How do I distinguish peripheral from central causes of vertigo?

Key clinical features distinguishing peripheral from central vertigo: Peripheral (e.g. BPPV, vestibular neuritis, Meniere's disease): severe, episodic rotatory vertigo; prominent nausea and vomiting; unidirectional nystagmus (fast phase always in the same direction, enhanced by gaze in the direction of the fast phase); abnormal head thrust test; no other neurological signs; hearing loss may be present. Central (e.g. cerebellar stroke, MS, posterior fossa tumour): less severe but constant vertigo; may be purely positional; direction-changing nystagmus (fast phase changes direction depending on gaze direction); normal head thrust test; other cerebellar or brainstem signs (dysarthria, ataxia, diplopia); no hearing loss (usually). The HINTS examination (Head Impulse, Nystagmus pattern, Test of Skew deviation) can be used at the bedside to distinguish peripheral from central causes of acute vertigo.

What are the clinical features of a CN III (oculomotor) nerve palsy?

A complete CN III palsy presents with: ptosis (drooping of the upper eyelid — due to paralysis of the levator palpebrae superioris); dilated, fixed pupil (mydriasis — due to loss of parasympathetic constriction; the pupil-constricting fibres run on the outer surface of CN III and are particularly vulnerable to compression by an aneurysm or uncal herniation); and the eye deviated "down and out" (because the unopposed actions of the lateral rectus [CN VI] and superior oblique [CN IV] pull the eye laterally and inferiorly). A surgical CN III palsy (caused by compression, e.g. posterior communicating artery aneurysm, uncal herniation) almost always involves the pupil. A medical CN III palsy (caused by ischaemia, e.g. in diabetes) often spares the pupil because the pupil-constricting fibres are on the outer surface and the central ischaemia affects the inner fibres first.

What are the causes of anosmia?

Loss of sense of smell (anosmia) can be caused by: local nasal causes (most common) — nasal polyps, rhinitis, upper respiratory tract infection, nasal septum deviation; head trauma — shearing of the olfactory filaments as they pass through the cribriform plate; frontal lobe tumours (e.g. olfactory groove meningioma — Foster Kennedy syndrome with ipsilateral anosmia and optic atrophy, and contralateral papilloedema); neurodegenerative diseases — Parkinson's disease (anosmia is a common early marker, often predating motor symptoms by years), Alzheimer's disease; and infectious causes — COVID-19 (a particularly prominent feature of acute infection, with post-COVID smell dysfunction affecting many patients long-term). Always consider whether anosmia is unilateral or bilateral, as the differential differs.

What is Horner's syndrome and what are its causes?

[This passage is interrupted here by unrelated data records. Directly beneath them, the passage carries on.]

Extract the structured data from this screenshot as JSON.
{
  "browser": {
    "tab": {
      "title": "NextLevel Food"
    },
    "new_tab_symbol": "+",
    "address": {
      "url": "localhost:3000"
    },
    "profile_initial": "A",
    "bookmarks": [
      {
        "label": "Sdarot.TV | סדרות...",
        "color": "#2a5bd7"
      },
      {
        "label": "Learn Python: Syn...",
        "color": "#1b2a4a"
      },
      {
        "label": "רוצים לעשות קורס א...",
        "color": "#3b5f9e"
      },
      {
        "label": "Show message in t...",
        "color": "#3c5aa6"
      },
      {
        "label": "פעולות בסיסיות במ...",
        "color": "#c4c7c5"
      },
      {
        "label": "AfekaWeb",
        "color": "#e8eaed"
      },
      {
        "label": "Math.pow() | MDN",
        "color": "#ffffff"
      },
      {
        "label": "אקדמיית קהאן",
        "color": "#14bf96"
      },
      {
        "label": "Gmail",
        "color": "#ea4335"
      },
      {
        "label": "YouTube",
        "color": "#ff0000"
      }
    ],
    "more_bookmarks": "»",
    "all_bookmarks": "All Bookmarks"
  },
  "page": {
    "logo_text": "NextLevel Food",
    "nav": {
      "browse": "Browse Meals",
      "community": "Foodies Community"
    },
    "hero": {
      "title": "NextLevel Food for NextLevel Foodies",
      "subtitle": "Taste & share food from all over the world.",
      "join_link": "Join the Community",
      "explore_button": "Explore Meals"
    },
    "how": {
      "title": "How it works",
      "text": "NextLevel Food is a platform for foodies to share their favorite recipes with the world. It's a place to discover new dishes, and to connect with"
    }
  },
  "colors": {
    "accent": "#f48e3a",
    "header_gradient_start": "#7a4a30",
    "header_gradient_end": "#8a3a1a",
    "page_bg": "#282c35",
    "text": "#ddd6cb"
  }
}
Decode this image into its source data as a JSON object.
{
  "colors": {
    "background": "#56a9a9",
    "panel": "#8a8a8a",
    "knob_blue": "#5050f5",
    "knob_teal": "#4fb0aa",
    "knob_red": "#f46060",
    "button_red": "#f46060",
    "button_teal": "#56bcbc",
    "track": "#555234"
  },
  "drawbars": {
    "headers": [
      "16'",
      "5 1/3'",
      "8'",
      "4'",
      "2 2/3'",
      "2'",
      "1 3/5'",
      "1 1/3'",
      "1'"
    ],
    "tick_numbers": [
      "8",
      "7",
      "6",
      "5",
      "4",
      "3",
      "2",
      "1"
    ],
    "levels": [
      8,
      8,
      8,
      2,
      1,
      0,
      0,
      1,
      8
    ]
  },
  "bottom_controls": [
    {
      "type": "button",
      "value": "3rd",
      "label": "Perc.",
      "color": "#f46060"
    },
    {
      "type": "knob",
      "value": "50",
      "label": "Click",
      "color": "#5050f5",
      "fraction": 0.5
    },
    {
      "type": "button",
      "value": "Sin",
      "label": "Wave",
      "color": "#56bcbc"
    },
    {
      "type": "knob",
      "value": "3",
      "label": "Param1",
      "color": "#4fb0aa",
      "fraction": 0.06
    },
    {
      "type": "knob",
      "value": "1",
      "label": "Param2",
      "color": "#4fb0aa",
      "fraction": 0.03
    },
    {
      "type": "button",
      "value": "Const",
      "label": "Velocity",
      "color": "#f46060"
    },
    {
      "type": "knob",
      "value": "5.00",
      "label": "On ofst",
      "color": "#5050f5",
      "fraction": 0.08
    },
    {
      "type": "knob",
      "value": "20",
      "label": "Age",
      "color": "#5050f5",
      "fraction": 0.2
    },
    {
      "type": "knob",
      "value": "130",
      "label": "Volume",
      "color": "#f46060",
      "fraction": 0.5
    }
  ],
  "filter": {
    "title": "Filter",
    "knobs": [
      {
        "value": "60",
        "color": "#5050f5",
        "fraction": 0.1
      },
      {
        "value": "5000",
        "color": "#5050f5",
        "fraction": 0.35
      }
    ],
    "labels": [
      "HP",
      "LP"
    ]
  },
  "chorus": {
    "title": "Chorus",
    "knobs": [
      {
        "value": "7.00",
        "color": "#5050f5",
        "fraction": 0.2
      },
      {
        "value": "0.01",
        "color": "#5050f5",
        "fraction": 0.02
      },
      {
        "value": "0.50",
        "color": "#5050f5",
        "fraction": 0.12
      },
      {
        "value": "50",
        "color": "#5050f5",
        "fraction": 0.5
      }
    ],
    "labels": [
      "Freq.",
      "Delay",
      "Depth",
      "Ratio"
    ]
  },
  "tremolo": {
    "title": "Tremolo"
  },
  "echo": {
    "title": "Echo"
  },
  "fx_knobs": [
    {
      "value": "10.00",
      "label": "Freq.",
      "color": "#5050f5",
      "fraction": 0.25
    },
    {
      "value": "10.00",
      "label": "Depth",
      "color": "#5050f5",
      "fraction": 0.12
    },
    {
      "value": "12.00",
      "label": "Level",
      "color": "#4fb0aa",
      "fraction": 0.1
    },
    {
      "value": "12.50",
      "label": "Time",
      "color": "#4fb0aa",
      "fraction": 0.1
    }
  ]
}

Horner's syndrome results from interruption of the sympathetic pathway to the eye. It consists of: miosis (small pupil — due to loss of sympathetic pupil dilation); partial ptosis (drooping of the upper eyelid and slight elevation of the lower lid — due to loss of sympathetically innervated Muller's muscle in both lids); enophthalmos (apparent recession of the eye into the orbit); and anhidrosis (reduced sweating on the affected side of the face, if the lesion is below the superior cervical ganglion). The sympathetic pathway is a three-neuron chain from the hypothalamus to the eye. Causes by level: First-order (hypothalamus to ciliospinal centre of Budge): brainstem stroke, MS, syringomyelia; Second-order (thoracic outlet to superior cervical ganglion): Pancoast tumour (apical lung tumour), cervical rib, neck surgery; Third-order (internal carotid to orbit): carotid artery dissection or aneurysm, cavernous sinus lesion.

References

  1. Longmore M, Wilkinson IB, Baldwin A, Wallin E. Oxford Handbook of Clinical Medicine. 10th ed. Oxford University Press, 2022.
  2. Aids to the Examination of the Peripheral Nervous System. 5th ed. Saunders, 2010.
  3. Fuller G. Neurological Examination Made Easy. 5th ed. Churchill Livingstone, 2013.
  4. Kanski JJ. Clinical Ophthalmology: A Systematic Approach. 8th ed. Elsevier, 2015.
  5. Newman NJ, Biousse V. Diagnosis and management of third nerve palsies. In: UpToDate [Internet]. 2024.
  6. Halmagyi GM, Curthoys IS. A clinical sign of canal paresis. Arch Neurol. 1988;45(7):737–739.